Léo Ferré - Les sept épées - Préface

Les sept épées - Préface

"J'habitais Passage Stanislas, deux pièces charmantes, avec un petit balcon, au dernier étage. Chaque soir, après dîner, vers huit heures, je sortais mes quatre chiens, pour une bonne promenade, plusieurs fois l'aller et le retour Boulevard Montparnasse, du carrefour Vavin à la Closerie des Lilas.

Un soir, je rencontrai Guillaume Apollinaire. Je le priai de m'attendre cinq minutes. Je remontai mes chiens et le rejoignis.

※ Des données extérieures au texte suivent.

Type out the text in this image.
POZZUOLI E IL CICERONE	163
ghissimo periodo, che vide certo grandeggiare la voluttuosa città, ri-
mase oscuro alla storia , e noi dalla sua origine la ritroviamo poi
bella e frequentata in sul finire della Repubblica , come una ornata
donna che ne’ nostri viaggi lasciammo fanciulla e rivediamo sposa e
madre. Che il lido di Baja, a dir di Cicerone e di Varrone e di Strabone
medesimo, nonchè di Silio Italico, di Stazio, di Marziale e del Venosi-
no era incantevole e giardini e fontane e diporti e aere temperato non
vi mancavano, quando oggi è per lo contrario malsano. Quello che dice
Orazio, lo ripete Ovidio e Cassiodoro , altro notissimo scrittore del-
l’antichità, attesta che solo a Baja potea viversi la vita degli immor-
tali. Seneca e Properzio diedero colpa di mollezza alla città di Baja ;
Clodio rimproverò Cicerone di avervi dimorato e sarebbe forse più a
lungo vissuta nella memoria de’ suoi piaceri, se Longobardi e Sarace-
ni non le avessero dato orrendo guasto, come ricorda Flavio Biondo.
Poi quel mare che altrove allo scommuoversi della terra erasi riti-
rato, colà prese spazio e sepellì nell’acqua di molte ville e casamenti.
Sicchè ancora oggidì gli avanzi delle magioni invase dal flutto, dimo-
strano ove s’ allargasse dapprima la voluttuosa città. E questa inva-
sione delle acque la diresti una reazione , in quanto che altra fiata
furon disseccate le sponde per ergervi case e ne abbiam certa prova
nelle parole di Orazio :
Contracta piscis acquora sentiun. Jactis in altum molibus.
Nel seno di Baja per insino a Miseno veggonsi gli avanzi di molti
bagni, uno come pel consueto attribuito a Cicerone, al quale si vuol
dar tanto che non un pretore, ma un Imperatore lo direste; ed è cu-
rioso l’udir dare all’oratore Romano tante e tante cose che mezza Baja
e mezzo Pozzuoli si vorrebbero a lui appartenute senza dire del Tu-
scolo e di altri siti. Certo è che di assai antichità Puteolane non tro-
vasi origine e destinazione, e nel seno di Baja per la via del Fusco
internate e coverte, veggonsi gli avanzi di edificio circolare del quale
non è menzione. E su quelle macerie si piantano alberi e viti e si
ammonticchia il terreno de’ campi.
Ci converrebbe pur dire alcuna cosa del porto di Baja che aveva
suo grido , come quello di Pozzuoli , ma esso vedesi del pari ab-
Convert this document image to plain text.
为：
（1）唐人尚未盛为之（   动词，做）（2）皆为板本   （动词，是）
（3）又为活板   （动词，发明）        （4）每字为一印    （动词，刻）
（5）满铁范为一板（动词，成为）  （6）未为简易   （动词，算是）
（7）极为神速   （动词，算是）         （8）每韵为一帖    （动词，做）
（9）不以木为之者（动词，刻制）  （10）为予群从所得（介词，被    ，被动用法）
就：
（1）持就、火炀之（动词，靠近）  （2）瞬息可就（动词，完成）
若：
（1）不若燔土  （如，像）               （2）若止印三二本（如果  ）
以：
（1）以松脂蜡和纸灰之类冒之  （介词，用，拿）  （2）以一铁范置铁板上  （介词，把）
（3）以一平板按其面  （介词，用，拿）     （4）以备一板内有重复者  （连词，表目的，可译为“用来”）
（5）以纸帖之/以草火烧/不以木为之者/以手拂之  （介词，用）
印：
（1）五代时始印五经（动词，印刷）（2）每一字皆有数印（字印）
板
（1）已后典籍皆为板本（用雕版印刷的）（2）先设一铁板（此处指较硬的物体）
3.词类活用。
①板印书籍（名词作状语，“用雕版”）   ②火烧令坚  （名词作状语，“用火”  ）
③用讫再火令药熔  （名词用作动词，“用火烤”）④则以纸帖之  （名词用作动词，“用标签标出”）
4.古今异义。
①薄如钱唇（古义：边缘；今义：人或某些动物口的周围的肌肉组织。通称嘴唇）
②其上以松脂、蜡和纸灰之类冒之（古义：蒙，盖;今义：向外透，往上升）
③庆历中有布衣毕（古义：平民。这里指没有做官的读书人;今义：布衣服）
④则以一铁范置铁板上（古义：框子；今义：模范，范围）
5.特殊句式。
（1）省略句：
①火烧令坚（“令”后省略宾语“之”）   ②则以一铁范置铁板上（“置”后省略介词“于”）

Grande conversation pendant près d'une heure, avec le même manège qu'avec mes chiens.
A un moment, je lui demandai pourquoi il n'envoyait pas de vers au Mercure. Il me répondit qu'il n'y avait pas mal de temps qu'il en avait envoyé et qu'il n'en avait aucune nouvelle.

Le lendemain matin, en arrivant au Mercure, monté chez Vallette pour prendre les papiers de mon service, je cherchai tout de suite dans le carton des manuscrits. Je trouvai celui d'Apollinaire : La chanson du Mal Aimé.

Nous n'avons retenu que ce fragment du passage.